With adoption, the genetic roots of an individual will be those of the biological parent. The genetics of the adopting family will play no part.
To work out the ancestry of an individual you can either follow the paper trail. This means that you will need to go to official records like birth, marriage, and death records, or censuses, to get information about each person and who their parents were. This may be difficult in cases of adoption and I am unfamiliar with the legislation in the US surrounding this.
The other alternative is DNA testing. When you do a DNA test, your DNA is compared against the DNA of the other people who have tested using the same company. The ethnicity estimates are then calculated based on how similar or different your DNA is to those other people. The actual ethnicity is then worked out from the self-reported ethnicity of the other individuals in the database. This works out all right statistically, but when looking at the results of an ethnicity test like the ones often sold by e.g. Ancestry or FTDNA then note that anything below about 20 or 15% could just be statistical noise (i.e. it may be random).

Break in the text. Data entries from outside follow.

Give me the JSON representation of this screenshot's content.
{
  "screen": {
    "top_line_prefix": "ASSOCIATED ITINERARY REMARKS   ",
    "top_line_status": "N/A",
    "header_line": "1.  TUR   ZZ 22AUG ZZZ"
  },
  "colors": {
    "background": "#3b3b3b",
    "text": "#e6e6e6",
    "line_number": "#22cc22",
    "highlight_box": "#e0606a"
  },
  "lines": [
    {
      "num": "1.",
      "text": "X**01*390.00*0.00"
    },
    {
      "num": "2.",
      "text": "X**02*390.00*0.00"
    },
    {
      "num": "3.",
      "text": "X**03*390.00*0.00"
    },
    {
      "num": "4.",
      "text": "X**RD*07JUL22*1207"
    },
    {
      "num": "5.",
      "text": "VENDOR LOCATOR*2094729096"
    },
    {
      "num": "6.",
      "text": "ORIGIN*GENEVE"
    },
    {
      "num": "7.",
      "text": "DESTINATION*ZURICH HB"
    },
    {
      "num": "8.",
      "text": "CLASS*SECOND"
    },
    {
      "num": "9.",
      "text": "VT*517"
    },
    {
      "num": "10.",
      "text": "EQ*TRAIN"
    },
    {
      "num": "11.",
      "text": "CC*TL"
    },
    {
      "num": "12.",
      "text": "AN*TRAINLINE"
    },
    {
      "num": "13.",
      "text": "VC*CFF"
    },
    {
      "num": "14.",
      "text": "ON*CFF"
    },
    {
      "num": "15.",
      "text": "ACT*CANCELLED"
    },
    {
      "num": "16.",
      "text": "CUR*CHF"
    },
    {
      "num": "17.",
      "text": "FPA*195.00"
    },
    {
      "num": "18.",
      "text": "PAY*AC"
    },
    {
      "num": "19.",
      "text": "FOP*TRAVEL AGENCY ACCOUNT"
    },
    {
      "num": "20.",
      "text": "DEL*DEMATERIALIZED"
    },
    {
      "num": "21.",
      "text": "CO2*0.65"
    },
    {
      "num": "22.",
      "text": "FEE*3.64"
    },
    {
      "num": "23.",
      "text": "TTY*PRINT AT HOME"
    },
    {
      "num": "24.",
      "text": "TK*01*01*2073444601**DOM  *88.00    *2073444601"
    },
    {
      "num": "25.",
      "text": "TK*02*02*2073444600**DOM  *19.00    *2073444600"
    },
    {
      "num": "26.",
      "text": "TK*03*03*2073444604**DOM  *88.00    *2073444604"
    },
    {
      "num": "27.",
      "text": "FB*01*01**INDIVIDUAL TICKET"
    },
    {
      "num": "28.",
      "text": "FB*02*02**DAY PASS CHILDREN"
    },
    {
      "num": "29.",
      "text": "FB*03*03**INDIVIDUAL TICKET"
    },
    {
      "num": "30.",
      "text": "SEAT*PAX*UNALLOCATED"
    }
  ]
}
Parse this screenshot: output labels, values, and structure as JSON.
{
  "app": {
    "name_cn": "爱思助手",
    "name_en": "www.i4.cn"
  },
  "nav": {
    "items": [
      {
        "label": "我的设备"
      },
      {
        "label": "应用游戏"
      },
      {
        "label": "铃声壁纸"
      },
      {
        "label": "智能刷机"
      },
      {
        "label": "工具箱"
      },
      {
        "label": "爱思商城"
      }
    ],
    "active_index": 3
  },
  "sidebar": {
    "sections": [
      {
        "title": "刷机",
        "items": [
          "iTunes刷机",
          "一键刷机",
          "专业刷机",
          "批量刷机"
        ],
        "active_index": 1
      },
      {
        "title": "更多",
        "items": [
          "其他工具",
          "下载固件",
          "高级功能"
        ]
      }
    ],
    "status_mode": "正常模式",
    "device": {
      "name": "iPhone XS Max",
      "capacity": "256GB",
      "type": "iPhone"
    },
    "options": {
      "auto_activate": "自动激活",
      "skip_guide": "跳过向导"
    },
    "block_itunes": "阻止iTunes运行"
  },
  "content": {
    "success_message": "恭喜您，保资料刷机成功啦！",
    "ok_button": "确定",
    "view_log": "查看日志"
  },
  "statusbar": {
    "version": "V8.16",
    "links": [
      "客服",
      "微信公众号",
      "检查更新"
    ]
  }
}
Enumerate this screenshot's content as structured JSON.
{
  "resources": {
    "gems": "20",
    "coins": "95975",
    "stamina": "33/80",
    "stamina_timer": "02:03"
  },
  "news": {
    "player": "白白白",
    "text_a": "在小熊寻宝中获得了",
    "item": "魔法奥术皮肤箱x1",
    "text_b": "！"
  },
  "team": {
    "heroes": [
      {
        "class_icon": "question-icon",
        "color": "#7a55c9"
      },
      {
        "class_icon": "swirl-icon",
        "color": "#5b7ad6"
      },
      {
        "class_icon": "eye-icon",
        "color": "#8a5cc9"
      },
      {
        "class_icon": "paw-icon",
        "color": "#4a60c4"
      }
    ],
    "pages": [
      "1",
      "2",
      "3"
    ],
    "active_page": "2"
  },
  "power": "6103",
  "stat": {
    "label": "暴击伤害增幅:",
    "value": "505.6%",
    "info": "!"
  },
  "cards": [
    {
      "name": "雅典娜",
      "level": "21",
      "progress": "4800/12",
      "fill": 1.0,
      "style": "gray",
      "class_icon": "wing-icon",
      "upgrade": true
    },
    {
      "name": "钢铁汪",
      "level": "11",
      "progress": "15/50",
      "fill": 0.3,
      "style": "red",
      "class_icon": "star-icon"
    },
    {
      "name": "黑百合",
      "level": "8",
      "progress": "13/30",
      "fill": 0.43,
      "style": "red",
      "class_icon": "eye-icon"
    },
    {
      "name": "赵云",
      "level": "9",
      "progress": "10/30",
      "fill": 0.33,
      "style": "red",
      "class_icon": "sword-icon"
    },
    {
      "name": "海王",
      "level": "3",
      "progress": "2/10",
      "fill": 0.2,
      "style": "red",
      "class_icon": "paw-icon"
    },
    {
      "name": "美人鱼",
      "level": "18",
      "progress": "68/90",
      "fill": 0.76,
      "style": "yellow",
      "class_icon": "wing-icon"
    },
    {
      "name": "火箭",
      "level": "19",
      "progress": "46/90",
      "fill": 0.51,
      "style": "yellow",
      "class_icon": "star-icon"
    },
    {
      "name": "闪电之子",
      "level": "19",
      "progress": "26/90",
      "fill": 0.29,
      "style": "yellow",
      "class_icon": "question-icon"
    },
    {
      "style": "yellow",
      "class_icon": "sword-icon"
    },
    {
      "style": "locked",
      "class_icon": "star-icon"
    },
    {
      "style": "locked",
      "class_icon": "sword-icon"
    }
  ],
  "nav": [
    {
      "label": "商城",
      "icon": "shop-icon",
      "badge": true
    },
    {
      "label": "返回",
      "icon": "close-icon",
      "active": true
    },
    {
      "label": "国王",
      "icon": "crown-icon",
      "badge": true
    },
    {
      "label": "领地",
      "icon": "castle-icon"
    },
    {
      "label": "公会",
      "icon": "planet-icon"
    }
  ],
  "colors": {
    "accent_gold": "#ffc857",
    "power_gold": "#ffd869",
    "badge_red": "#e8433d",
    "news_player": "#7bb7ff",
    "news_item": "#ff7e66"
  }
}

If a person is adopted and does a DNA test, and one or more members of their (unknown) biological family has also done a DNA test with the same company, then you may get something called a "match". The proximity of a match is measured in the amount of shared DNA between the two individuals. The more similar the DNA the two people share, the more closely related they are. Say, for instance, that my grandmother adopted my father and I did a DNA test and found that I had about 900 cM (centimorgans, a measure used in DNA testing) shared with a stranger who also had their DNA tested with the same company. I would then know that I'm pretty closely related to this other person, and I can contact them and hope that they respond and you can try to work out the relationship from there.
Although the above is predicated on finding matches in one company's database, many allow you to test with one company and then upload your data to other databases. This will increase your chances of finding matches that you're genetically related to.
In general, there's no mathematical formula to predict what the genetics will look like. It's not as simple as inheriting 50% each from your father and mother, and then 25% from each of your grandparents. You may inherit more from your father than your mother, and more from either one or the other of your grandparents than the other set. The genetic roots of any given individual is thus a mixture of all the DNA of that person's ancestors.